If you’re in the UK, France, Italy, Spain, Portugal, or anywhere Xylella’s known to be present or spreading, then seriously, do this today:

  • Inspect your lavender and olive stems for those white foamy spittlebug deposits — check low on the stems, near the soil, around 7am before the dew dries, that’s crucial.
  • Don’t move plants between regions — this is how the pathogen spreads, and it’s actually illegal in many EU quarantine zones, so you shouldn’t.
  • Report suspicious symptoms to your national plant health authority: the RHS has a clear reporting pathway for UK gardeners, use it.
  • If you suspect infection, don’t compost the plant — bag and bin it, or arrange disposal through your local authority. Do NOT compost.

There’s no cure. I truly wish I could tell you otherwise. Full stop.

There’s no spray, no treatment, no drench. The only management strategy we’ve got is containment — getting infected plants out fast, controlling the insect vector, and creating buffer zones.
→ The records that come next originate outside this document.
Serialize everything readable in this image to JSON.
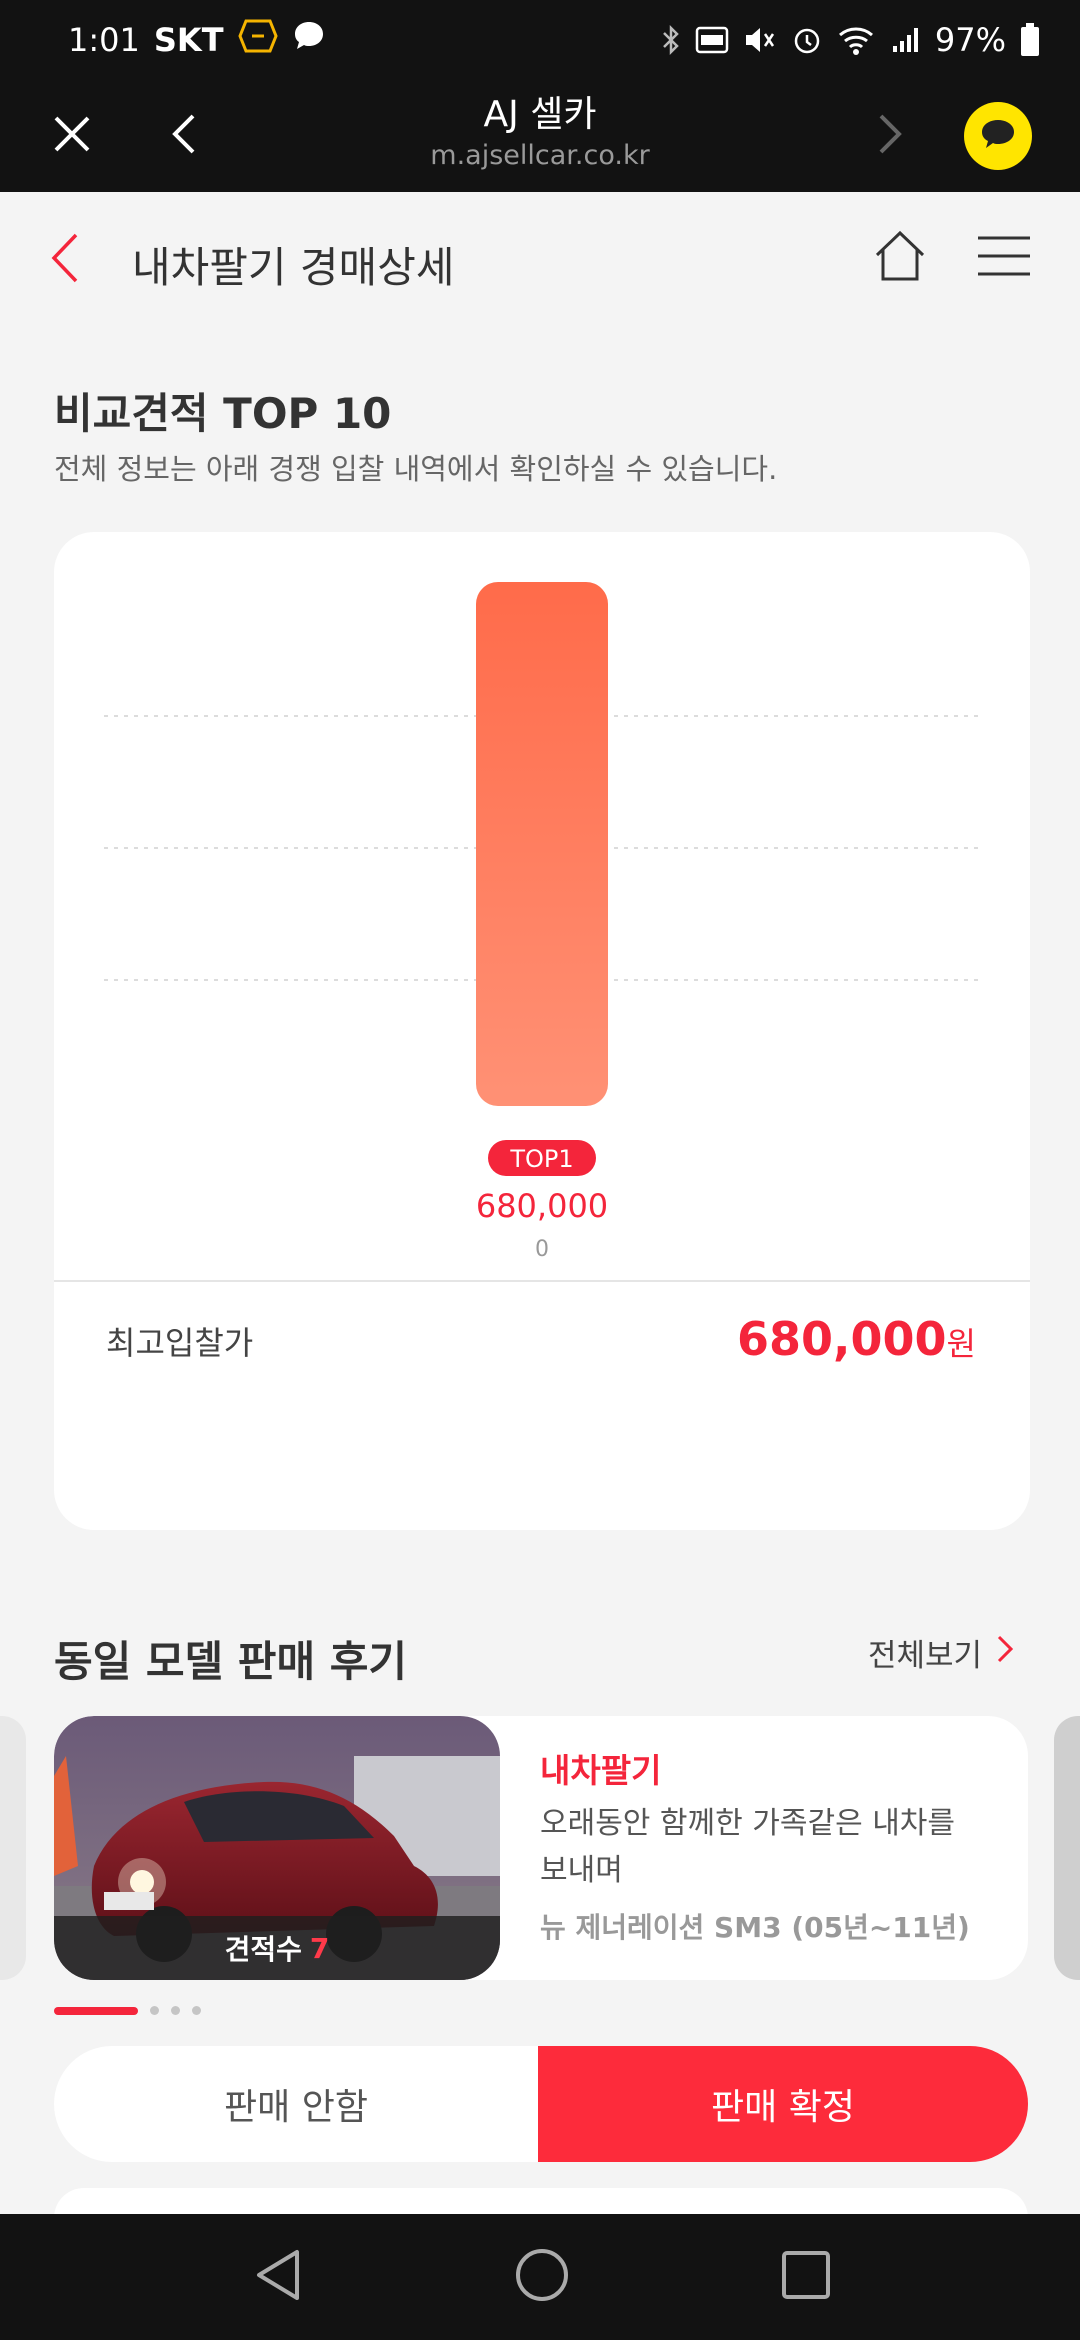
{
  "status_bar": {
    "time": "1:01",
    "carrier": "SKT",
    "battery": "97%"
  },
  "browser": {
    "title": "AJ 셀카",
    "url": "m.ajsellcar.co.kr"
  },
  "header": {
    "title": "내차팔기 경매상세"
  },
  "comparison": {
    "title": "비교견적 TOP 10",
    "subtitle": "전체 정보는 아래 경쟁 입찰 내역에서 확인하실 수 있습니다.",
    "highest_bid_label": "최고입찰가",
    "highest_bid_value": "680,000",
    "currency_unit": "원"
  },
  "chart_data": {
    "type": "bar",
    "categories": [
      "TOP1"
    ],
    "values": [
      680000
    ],
    "value_labels": [
      "680,000"
    ],
    "secondary_labels": [
      "0"
    ],
    "grid": true,
    "bar_color_top": "#ff6b4a",
    "bar_color_bottom": "#ff9175",
    "badge_color": "#f4253b"
  },
  "reviews": {
    "title": "동일 모델 판매 후기",
    "view_all": "전체보기",
    "items": [
      {
        "category": "내차팔기",
        "text": "오래동안 함께한 가족같은 내차를 보내며",
        "model": "뉴 제너레이션 SM3 (05년~11년)",
        "estimate_label": "견적수",
        "estimate_count": "7"
      }
    ]
  },
  "actions": {
    "cancel_label": "판매 안함",
    "confirm_label": "판매 확정"
  },
  "colors": {
    "accent": "#f4253b",
    "talk_yellow": "#ffe500",
    "dark_bar": "#121212"
  }
}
So look, I know that’s brutal to hear, especially about a 40-year-old olive in a pot you’ve carried across three house moves. But leaving it? It risks everything around it, and that doesn’t work. Period. That’s it.

Other warning signs worth watching this summer

Xylella’s got a host range of over 500 plant species. Oleander, rosemary, almond, cherry — they’re all confirmed hosts. Quite a list, isn’t it?
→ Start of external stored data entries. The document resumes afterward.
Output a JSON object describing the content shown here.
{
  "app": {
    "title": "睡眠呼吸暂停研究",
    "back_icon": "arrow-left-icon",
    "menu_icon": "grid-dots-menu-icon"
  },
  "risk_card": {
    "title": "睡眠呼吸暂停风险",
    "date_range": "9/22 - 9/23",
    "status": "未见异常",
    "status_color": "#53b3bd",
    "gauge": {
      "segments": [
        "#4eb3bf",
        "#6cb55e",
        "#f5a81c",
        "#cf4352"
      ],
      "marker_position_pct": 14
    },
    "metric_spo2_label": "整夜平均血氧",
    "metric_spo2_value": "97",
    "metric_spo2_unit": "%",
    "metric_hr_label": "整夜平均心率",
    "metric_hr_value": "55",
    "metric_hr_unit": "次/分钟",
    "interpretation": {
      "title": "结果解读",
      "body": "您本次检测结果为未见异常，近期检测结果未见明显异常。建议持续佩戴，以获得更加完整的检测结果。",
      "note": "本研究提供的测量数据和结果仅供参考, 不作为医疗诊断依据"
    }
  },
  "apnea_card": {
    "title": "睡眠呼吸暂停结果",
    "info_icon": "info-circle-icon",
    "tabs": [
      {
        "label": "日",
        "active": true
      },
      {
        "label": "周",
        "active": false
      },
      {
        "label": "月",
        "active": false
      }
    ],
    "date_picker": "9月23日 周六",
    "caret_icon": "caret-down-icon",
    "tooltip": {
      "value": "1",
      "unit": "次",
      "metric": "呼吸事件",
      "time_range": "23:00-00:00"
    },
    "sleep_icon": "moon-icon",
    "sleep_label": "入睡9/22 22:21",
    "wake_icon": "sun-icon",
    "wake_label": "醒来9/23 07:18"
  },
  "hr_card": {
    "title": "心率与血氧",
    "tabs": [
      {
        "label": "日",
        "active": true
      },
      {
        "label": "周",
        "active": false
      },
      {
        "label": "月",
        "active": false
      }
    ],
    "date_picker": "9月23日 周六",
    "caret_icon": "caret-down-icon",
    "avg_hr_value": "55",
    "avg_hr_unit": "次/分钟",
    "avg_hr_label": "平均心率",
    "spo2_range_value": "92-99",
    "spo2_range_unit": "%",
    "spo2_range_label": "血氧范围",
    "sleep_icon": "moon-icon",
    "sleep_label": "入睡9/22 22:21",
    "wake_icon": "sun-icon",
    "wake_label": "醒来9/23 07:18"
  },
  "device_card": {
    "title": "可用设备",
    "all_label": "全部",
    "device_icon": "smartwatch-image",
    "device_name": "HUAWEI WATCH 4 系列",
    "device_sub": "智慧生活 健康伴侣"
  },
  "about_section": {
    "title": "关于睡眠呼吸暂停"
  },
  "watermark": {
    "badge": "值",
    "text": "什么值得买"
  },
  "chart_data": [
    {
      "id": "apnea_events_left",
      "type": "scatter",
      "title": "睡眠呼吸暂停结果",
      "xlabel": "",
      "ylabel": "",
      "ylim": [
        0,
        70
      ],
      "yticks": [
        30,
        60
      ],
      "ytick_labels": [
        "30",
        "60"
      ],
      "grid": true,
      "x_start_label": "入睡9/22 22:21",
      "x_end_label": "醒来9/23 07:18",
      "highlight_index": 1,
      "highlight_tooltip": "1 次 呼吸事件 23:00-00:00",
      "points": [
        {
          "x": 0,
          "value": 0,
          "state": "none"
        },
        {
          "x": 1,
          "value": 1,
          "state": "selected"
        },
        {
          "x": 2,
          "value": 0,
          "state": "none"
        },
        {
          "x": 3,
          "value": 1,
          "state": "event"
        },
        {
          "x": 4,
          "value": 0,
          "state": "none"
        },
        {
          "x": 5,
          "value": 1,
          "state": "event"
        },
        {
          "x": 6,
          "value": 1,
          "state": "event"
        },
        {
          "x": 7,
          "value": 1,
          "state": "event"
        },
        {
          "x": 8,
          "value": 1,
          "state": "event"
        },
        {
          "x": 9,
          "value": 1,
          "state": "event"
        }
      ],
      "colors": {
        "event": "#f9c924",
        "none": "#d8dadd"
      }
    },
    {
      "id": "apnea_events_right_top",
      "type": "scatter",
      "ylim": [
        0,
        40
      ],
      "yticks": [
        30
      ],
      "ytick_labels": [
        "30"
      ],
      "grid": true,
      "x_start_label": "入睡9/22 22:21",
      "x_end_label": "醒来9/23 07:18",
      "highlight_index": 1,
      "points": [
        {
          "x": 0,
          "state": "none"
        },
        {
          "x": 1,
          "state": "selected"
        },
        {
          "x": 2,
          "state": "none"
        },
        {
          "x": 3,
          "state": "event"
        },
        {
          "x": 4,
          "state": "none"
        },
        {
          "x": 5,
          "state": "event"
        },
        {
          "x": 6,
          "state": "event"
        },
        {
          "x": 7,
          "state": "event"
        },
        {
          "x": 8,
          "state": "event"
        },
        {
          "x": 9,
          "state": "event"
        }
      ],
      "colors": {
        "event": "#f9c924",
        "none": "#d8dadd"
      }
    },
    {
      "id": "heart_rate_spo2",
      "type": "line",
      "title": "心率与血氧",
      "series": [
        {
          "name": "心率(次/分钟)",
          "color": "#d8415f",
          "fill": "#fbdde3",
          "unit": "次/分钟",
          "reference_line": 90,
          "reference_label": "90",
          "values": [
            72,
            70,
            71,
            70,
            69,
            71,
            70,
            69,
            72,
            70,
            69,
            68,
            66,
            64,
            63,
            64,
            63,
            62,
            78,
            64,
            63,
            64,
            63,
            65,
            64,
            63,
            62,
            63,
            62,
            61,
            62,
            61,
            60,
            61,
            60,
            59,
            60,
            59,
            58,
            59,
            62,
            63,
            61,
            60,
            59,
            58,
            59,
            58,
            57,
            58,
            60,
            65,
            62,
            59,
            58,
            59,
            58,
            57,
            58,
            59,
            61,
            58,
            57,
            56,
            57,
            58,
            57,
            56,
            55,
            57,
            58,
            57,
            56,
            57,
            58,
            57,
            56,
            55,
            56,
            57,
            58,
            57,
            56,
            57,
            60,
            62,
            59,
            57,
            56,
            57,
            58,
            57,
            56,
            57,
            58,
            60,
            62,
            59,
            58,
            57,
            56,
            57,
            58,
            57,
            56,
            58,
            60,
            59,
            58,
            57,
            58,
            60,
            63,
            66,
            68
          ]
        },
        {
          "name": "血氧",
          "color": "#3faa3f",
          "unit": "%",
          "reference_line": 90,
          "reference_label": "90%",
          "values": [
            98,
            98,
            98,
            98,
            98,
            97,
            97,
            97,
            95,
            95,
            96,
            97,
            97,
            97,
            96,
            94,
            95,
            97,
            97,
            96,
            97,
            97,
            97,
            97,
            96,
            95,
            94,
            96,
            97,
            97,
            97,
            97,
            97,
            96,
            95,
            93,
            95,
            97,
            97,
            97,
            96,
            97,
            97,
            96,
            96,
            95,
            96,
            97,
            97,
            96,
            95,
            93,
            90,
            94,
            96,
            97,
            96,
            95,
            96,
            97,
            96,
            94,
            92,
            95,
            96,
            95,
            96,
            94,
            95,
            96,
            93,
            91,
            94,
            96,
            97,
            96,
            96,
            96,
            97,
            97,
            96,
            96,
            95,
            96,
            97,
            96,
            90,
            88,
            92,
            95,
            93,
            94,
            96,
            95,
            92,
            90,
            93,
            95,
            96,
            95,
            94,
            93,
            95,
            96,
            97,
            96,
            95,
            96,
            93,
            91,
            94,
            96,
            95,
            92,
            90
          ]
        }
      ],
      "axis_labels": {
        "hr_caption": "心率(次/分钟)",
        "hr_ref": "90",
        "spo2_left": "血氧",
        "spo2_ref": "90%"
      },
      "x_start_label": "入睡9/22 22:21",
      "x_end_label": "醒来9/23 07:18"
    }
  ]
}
If your rosemary’s collapsing this summer in a way that looks exactly like the lavender description above, don’t just dismiss it.

Also, keep an eye out for spittlebug populations on any of these plants. An unusual spike — more foam than normal, earlier than usual — that could signal the insect’s under pressure from an infected local population, moving fast to find new hosts. So, don’t ignore it.

And if you’ve recently bought lavender or olive plants from a garden centre, check that origin label. Plants sourced from affected Italian or Spanish regions, they’ve occasionally entered supply chains with incomplete health certification. It’s dodgy, that’s what it is.

It happens, unfortunately. Just ask your supplier directly if you’re unsure. You’ve nothing to lose.

Southern Hemisphere gardeners: Xylella isn’t currently established in Australia, New Zealand or South Africa, but biosecurity agencies in all three countries, they’re monitoring it closely. This really matters for your late-spring/summer season around 11 days before Christmas through about three weeks in January — you’ve got to check import restrictions before bringing in any Mediterranean plants.

Lavender plant with dried brown stems and wilting leaves infected by xylella bacteria

Frequently Asked Questions

Smart tip: If your lavender or olive looks drought-stressed but watering doesn’t help, test for Xylella before just assuming it’s a cultural problem. Seriously, don’t wait.

Can Xylella fastidiosa spread to other plants in my garden?

Yes — it’s spread via spittlebugs and other sap-sucking insects moving between hosts. So, remove suspected plants promptly and control insect vectors on surrounding plants to reduce the spread risk.

Is there any treatment for Xylella in olive trees or lavender?

No approved cure exists. Infected plants must be removed and destroyed — don’t even think about composting them.

Some research trials are ongoing, but nothing’s available to home gardeners yet. It’s a waiting game.

How do I tell Xylella apart from simple drought stress or root rot?

Drought stress improves with watering; Xylella doesn’t. Root rot usually shows blackened, mushy roots and starts at the base — Xylella scorch starts at leaf tips and moves inward unevenly across branches. They’re different, trust me.

Should I report a suspected case in my garden?

Yes, immediately. You’ve got to. In the UK, report through the RHS or the Animal and Plant Health Agency (APHA).

In the EU, contact your regional plant health authority — early reporting? It’s the only effective containment tool we’ve got. Don’t underestimate it.